Only one in three slots in the government’s Doctor to the Barrios (DTTB) program was filled in 2015 and 2016, raising calls in the Senate to make the program’s incentives more attractive to lure more physicians to rural practice.
Senate President Pro-Tempore Ralph Recto revealed that of the 946 DTTB available slots in 2015 and in 2016, the Department of Health managed to recruit only 320 doctors in both years.
Because one DTTB physician is assigned per town, the implication therefore is that 626 low-income municipalities, and millions of their residents, were deprived of medical services for lack of takers, Recto said.
One of the doctors to the barrios was Dr.
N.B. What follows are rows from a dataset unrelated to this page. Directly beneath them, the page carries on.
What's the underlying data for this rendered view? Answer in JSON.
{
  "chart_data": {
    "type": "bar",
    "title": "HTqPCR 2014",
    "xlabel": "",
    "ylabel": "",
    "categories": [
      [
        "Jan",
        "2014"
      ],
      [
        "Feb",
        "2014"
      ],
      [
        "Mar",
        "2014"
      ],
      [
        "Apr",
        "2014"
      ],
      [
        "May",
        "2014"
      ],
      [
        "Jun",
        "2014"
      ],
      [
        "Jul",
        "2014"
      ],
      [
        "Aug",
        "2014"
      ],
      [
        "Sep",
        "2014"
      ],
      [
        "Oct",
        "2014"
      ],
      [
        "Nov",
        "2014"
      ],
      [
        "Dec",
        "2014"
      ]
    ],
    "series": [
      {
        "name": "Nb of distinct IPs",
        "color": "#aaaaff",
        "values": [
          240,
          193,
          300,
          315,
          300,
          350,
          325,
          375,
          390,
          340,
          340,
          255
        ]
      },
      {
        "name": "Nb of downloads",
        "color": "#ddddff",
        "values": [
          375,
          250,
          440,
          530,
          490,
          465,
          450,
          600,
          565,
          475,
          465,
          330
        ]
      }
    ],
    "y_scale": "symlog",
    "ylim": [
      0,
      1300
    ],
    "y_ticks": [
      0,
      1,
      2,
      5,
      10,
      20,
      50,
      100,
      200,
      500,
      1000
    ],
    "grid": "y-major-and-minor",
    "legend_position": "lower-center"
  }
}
Dreyfuss Perlas, who served in Sapad, Lanao del Norte until he was gunned down by still unknown assailants in nearby Kapatagan town 7:30 p.m. of March 1.
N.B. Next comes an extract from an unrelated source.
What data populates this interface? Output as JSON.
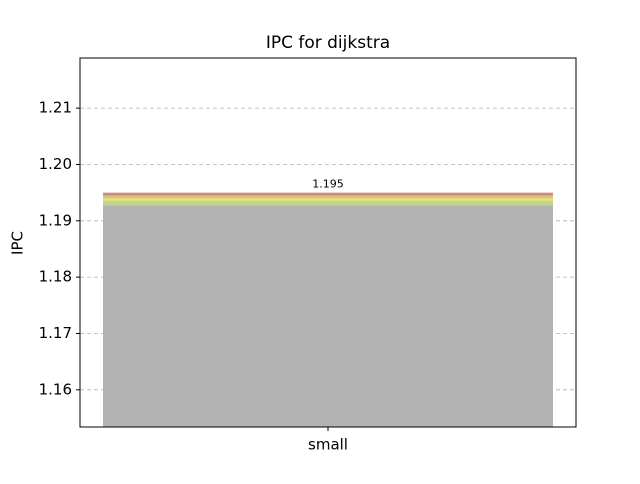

“Konti na nga lang, nalagasan pa,” Recto said, noting that despite aggressive recruitment by the DOH, there were only a few takers for what is seen as a hardship post that pays P56,000 a month.
When asked by Recto during last year’s budget hearing why they were having a hard time filling DTTB slots, DOH officials cited “unattractive pay” and “the desire to undergo further training” as main reasons cited by those they were trying to recruit.
Recto urged the DOH to revisit the “benefits package” for the program, which is a lynchpin in the government’s move to increase doctors’ presence in poor areas.
But to guarantee a steady supply of doctors, Recto said the government may have to “infuse more incentives” into the medical scholarship program being run by the DOH, “by making it at par with what cadets at the Philippine Military Academy and Philippine National Police Academy get.”
“If taxpayers are spending P2.5 million to produce one PMA graduate, why can’t we spend the same in training future surgeons?” Recto asked.
Recto has been advocating for the “expansion and institutionalization” of DOH’s medical scholarship program.
He said the attractive package for future MDs can be included in his “One Town, One Doctor” bill, in which government will choose one medical student scholar per town – on the condition that when he becomes a doctor, he will go back to his town to serve for four years.
“In short, this is a ‘galing sa bayan, tungo sa bayan’ scheme of producing doctors. We pick from among the town’s best and brightest, finance his medical studies, and when he becomes a doctor, he repays it by serving his own people,” Recto said.
And while the doctor is doing his mandatory four-year community service, another bright young student from the same town starts medical schooling so that there will be a replacement after four or five years, Recto explained.
“If we’re facing a lack of rural doctors, this is one way to guarantee supply,” Recto said. “This is one investment with a high social ROI.”
According to experts, the country’s public health system is grappling with a shortage of 60,000 doctors. As result, six out of 10 Filipinos die without seeing a doctor.
Under Recto’s “One Town, One Doctor” bill, the DOH-administered scholarship will cover “tuition, laboratory, miscellaneous fees, and all school fees; textbooks, supplies and equipment; clothing and uniform allowances; traveling, subsistence and living expenses.”
To qualify, an applicant must belong to the upper 30 percent of a graduating class of any pre-Med course and have been accepted to medical school.
If no one from a town qualifies for the program, the allotted slot may be assumed by a scholar coming from another town in the same province. The scholar, however, upon getting his license to practice will have to serve in the town which provided the slot.